We had success getting an EU Pet Passport in France. In our France experience, the vet asked for owner identification, a French address and phone number, and Gus’s microchip and rabies documentation.

An EU Pet Passport can remain valid for life as long as the pet’s required health information, including rabies vaccination, stays current. That makes future movement easier, but the passport still has to be kept up to date.

Full-Time Travel Itinerary

We traveled visa-free in Europe for three and a half years by leaving the Schengen Area as required under the short-stay rules. Jennifer obtained Czech citizenship by descent in mid-2025, so our Schengen planning changed going forward.

Below is a year-by-year look at the destinations we have used for our full-time travel route.

2026 Destinations

FAQs About Full-Time Travel

What is full-time travel?

Full-time travel means making travel a long-term part of daily life instead of treating it as an occasional vacation. Some full-time travelers move continuously, while others return home periodically or stay longer in each destination.

How is full-time travel different from slow travel?

Full-time travel describes the lifestyle. Slow travel describes the pace. We use slow travel to make full-time travel more sustainable by staying longer in each destination and avoiding constant sightseeing pressure.

Do full-time travelers need a minimalist lifestyle?
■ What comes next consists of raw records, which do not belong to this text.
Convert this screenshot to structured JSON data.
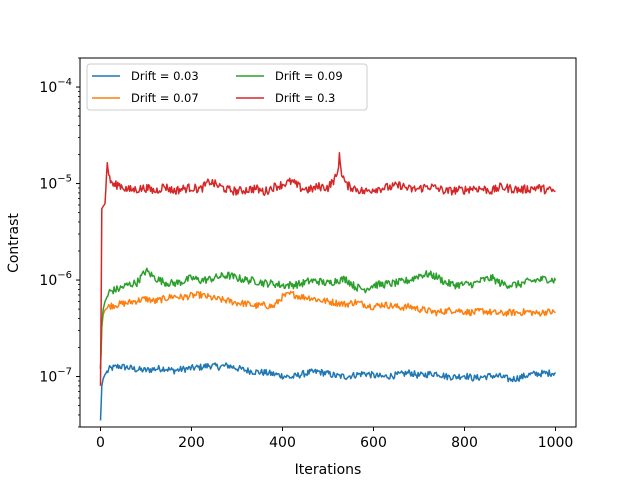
{
  "chart_data": {
    "type": "line",
    "title": "",
    "xlabel": "Iterations",
    "ylabel": "Contrast",
    "xlim": [
      -45,
      1045
    ],
    "ylim": [
      3e-08,
      0.0002
    ],
    "yscale": "log",
    "xticks": [
      0,
      200,
      400,
      600,
      800,
      1000
    ],
    "xtick_labels": [
      "0",
      "200",
      "400",
      "600",
      "800",
      "1000"
    ],
    "yticks": [
      1e-07,
      1e-06,
      1e-05,
      0.0001
    ],
    "ytick_labels": [
      {
        "base": "10",
        "exp": "−7"
      },
      {
        "base": "10",
        "exp": "−6"
      },
      {
        "base": "10",
        "exp": "−5"
      },
      {
        "base": "10",
        "exp": "−4"
      }
    ],
    "legend_position": "top-left",
    "legend_columns": 2,
    "grid": false,
    "series": [
      {
        "name": "Drift = 0.03",
        "color": "#1f77b4",
        "x": [
          0,
          3,
          6,
          10,
          20,
          40,
          60,
          80,
          100,
          120,
          140,
          160,
          180,
          200,
          220,
          240,
          260,
          280,
          300,
          320,
          340,
          360,
          380,
          400,
          420,
          440,
          460,
          480,
          500,
          520,
          540,
          560,
          580,
          600,
          620,
          640,
          660,
          680,
          700,
          720,
          740,
          760,
          780,
          800,
          820,
          840,
          860,
          880,
          900,
          920,
          940,
          960,
          980,
          1000
        ],
        "values": [
          3.5e-08,
          8e-08,
          9.5e-08,
          1.05e-07,
          1.2e-07,
          1.28e-07,
          1.24e-07,
          1.18e-07,
          1.16e-07,
          1.2e-07,
          1.22e-07,
          1.15e-07,
          1.19e-07,
          1.22e-07,
          1.25e-07,
          1.3e-07,
          1.26e-07,
          1.3e-07,
          1.22e-07,
          1.16e-07,
          1.12e-07,
          1.1e-07,
          1.06e-07,
          1.02e-07,
          9.8e-08,
          1.05e-07,
          1.1e-07,
          1.12e-07,
          1.07e-07,
          1.01e-07,
          1e-07,
          1.04e-07,
          1.08e-07,
          1.03e-07,
          9.9e-08,
          1.02e-07,
          1.05e-07,
          1.1e-07,
          1.02e-07,
          1.06e-07,
          1.08e-07,
          1e-07,
          9.9e-08,
          1.03e-07,
          9.6e-08,
          9.9e-08,
          1.02e-07,
          1e-07,
          9.3e-08,
          9.7e-08,
          1.04e-07,
          1.07e-07,
          1.08e-07,
          1.1e-07
        ]
      },
      {
        "name": "Drift = 0.07",
        "color": "#ff7f0e",
        "x": [
          0,
          3,
          6,
          10,
          20,
          40,
          60,
          80,
          100,
          120,
          140,
          160,
          180,
          200,
          220,
          240,
          260,
          280,
          300,
          320,
          340,
          360,
          380,
          400,
          420,
          440,
          460,
          480,
          500,
          520,
          540,
          560,
          580,
          600,
          620,
          640,
          660,
          680,
          700,
          720,
          740,
          760,
          780,
          800,
          820,
          840,
          860,
          880,
          900,
          920,
          940,
          960,
          980,
          1000
        ],
        "values": [
          1.2e-07,
          3.2e-07,
          4.4e-07,
          4.9e-07,
          5.4e-07,
          5.6e-07,
          5.8e-07,
          6.1e-07,
          6.4e-07,
          6e-07,
          6.4e-07,
          6.8e-07,
          6.6e-07,
          6.9e-07,
          7e-07,
          6.6e-07,
          6.3e-07,
          6.1e-07,
          5.8e-07,
          5.7e-07,
          5.4e-07,
          5.5e-07,
          5.3e-07,
          6.7e-07,
          7.2e-07,
          6.7e-07,
          6.6e-07,
          6.2e-07,
          6e-07,
          5.8e-07,
          5.6e-07,
          5.9e-07,
          5.6e-07,
          5.3e-07,
          5.6e-07,
          5.4e-07,
          5.2e-07,
          5.3e-07,
          5e-07,
          4.8e-07,
          4.6e-07,
          4.8e-07,
          4.9e-07,
          4.7e-07,
          4.6e-07,
          4.8e-07,
          4.6e-07,
          4.5e-07,
          4.6e-07,
          4.6e-07,
          4.7e-07,
          4.5e-07,
          4.7e-07,
          4.6e-07
        ]
      },
      {
        "name": "Drift = 0.09",
        "color": "#2ca02c",
        "x": [
          0,
          3,
          6,
          10,
          20,
          40,
          60,
          80,
          100,
          120,
          140,
          160,
          180,
          200,
          220,
          240,
          260,
          280,
          300,
          320,
          340,
          360,
          380,
          400,
          420,
          440,
          460,
          480,
          500,
          520,
          540,
          560,
          580,
          600,
          620,
          640,
          660,
          680,
          700,
          720,
          740,
          760,
          780,
          800,
          820,
          840,
          860,
          880,
          900,
          920,
          940,
          960,
          980,
          1000
        ],
        "values": [
          1.2e-07,
          3.5e-07,
          5e-07,
          6e-07,
          7.6e-07,
          8.1e-07,
          8.9e-07,
          9.4e-07,
          1.25e-06,
          1.05e-06,
          9.5e-07,
          9.2e-07,
          9.6e-07,
          1.05e-06,
          9.9e-07,
          1.02e-06,
          1.08e-06,
          1.12e-06,
          1.05e-06,
          1e-06,
          9.8e-07,
          9.3e-07,
          9.2e-07,
          8.8e-07,
          8.9e-07,
          9.1e-07,
          9.8e-07,
          9.7e-07,
          9.2e-07,
          1e-06,
          1.02e-06,
          8.5e-07,
          8e-07,
          8.9e-07,
          9e-07,
          9.2e-07,
          9.5e-07,
          1e-06,
          1.12e-06,
          1.15e-06,
          1.08e-06,
          9.3e-07,
          8.9e-07,
          9e-07,
          9.1e-07,
          1e-06,
          1.05e-06,
          9.2e-07,
          8.9e-07,
          9e-07,
          9.6e-07,
          1e-06,
          1.03e-06,
          9.9e-07
        ]
      },
      {
        "name": "Drift = 0.3",
        "color": "#d62728",
        "x": [
          0,
          3,
          6,
          10,
          15,
          20,
          30,
          40,
          60,
          80,
          100,
          120,
          140,
          160,
          180,
          200,
          220,
          240,
          260,
          280,
          300,
          320,
          340,
          360,
          380,
          400,
          420,
          440,
          460,
          480,
          500,
          520,
          525,
          530,
          540,
          560,
          580,
          600,
          620,
          640,
          660,
          680,
          700,
          720,
          740,
          760,
          780,
          800,
          820,
          840,
          860,
          880,
          900,
          920,
          940,
          960,
          980,
          1000
        ],
        "values": [
          8e-08,
          5.5e-06,
          5.8e-06,
          6.2e-06,
          1.65e-05,
          1.1e-05,
          9.5e-06,
          9.8e-06,
          8.6e-06,
          8.7e-06,
          9e-06,
          8.3e-06,
          9.4e-06,
          8.4e-06,
          8.8e-06,
          9.1e-06,
          8.7e-06,
          1.05e-05,
          9.4e-06,
          8.6e-06,
          8.3e-06,
          8.6e-06,
          8.9e-06,
          8.2e-06,
          9.2e-06,
          9.8e-06,
          1.05e-05,
          9e-06,
          8.6e-06,
          9.3e-06,
          9.1e-06,
          1.2e-05,
          1.9e-05,
          1.3e-05,
          9.6e-06,
          8.9e-06,
          8.2e-06,
          8.8e-06,
          9e-06,
          9.2e-06,
          9.6e-06,
          8.7e-06,
          8.8e-06,
          9.4e-06,
          8.9e-06,
          8.3e-06,
          8.5e-06,
          8.6e-06,
          9e-06,
          8.8e-06,
          8.4e-06,
          9.2e-06,
          8.9e-06,
          8.6e-06,
          8.8e-06,
          9.1e-06,
          8.6e-06,
          8.3e-06
        ]
      }
    ]
  }
}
Minimalism helps because everything you own has to be carried, stored, shipped, or managed. The lighter your setup, the easier it is to move between apartments, trains, airports, and countries.

How long should full-time travelers stay in each destination?

Longer stays are usually easier to sustain. We prefer one month in each destination because it gives us time to settle in, handle daily life, and avoid travel fatigue.

Can U.S. citizens travel full-time in Europe visa-free?

Visa-free travel in Europe requires careful planning. The Schengen Area has short-stay limits, and non-Schengen countries have their own rules. Long-term travelers should track days closely and check official guidance before booking a route.

Do full-time travelers need to speak the local language?

You can handle many basic travel tasks in English in larger cities and tourism settings. Learning local greetings, polite phrases, food words, and appointment basics still makes daily life easier.

Is full-time travel expensive?

It depends on where you stay, how often you move, the season, insurance, transportation, and housing choices. Slower travel often helps control costs because longer apartment stays and fewer transfers reduce pressure on the budget.

Is full-time travel possible with a dog?

Yes, but it requires extra planning. Pet-friendly housing, airline rules, public transportation policies, health certificates, vaccines, microchips, and border paperwork all become part of the travel routine.

Final Thoughts on Full-Time Travel

Full-time travel works best when it is planned as a lifestyle rather than a long vacation. The destinations matter, but the routine matters more. Packing light, moving slowly, tracking visa rules, managing costs, and leaving room for ordinary life are what make the lifestyle sustainable.

For us, full-time travel has worked because we do not try to see everything. We stay longer, move deliberately, and build each destination around daily life, food, wine, architecture, walking, and time with Gus.

The lifestyle is not right for everyone. But for travelers who are comfortable with change, willing to simplify, and ready to plan carefully, full-time travel can be a practical way to experience the world over a longer period.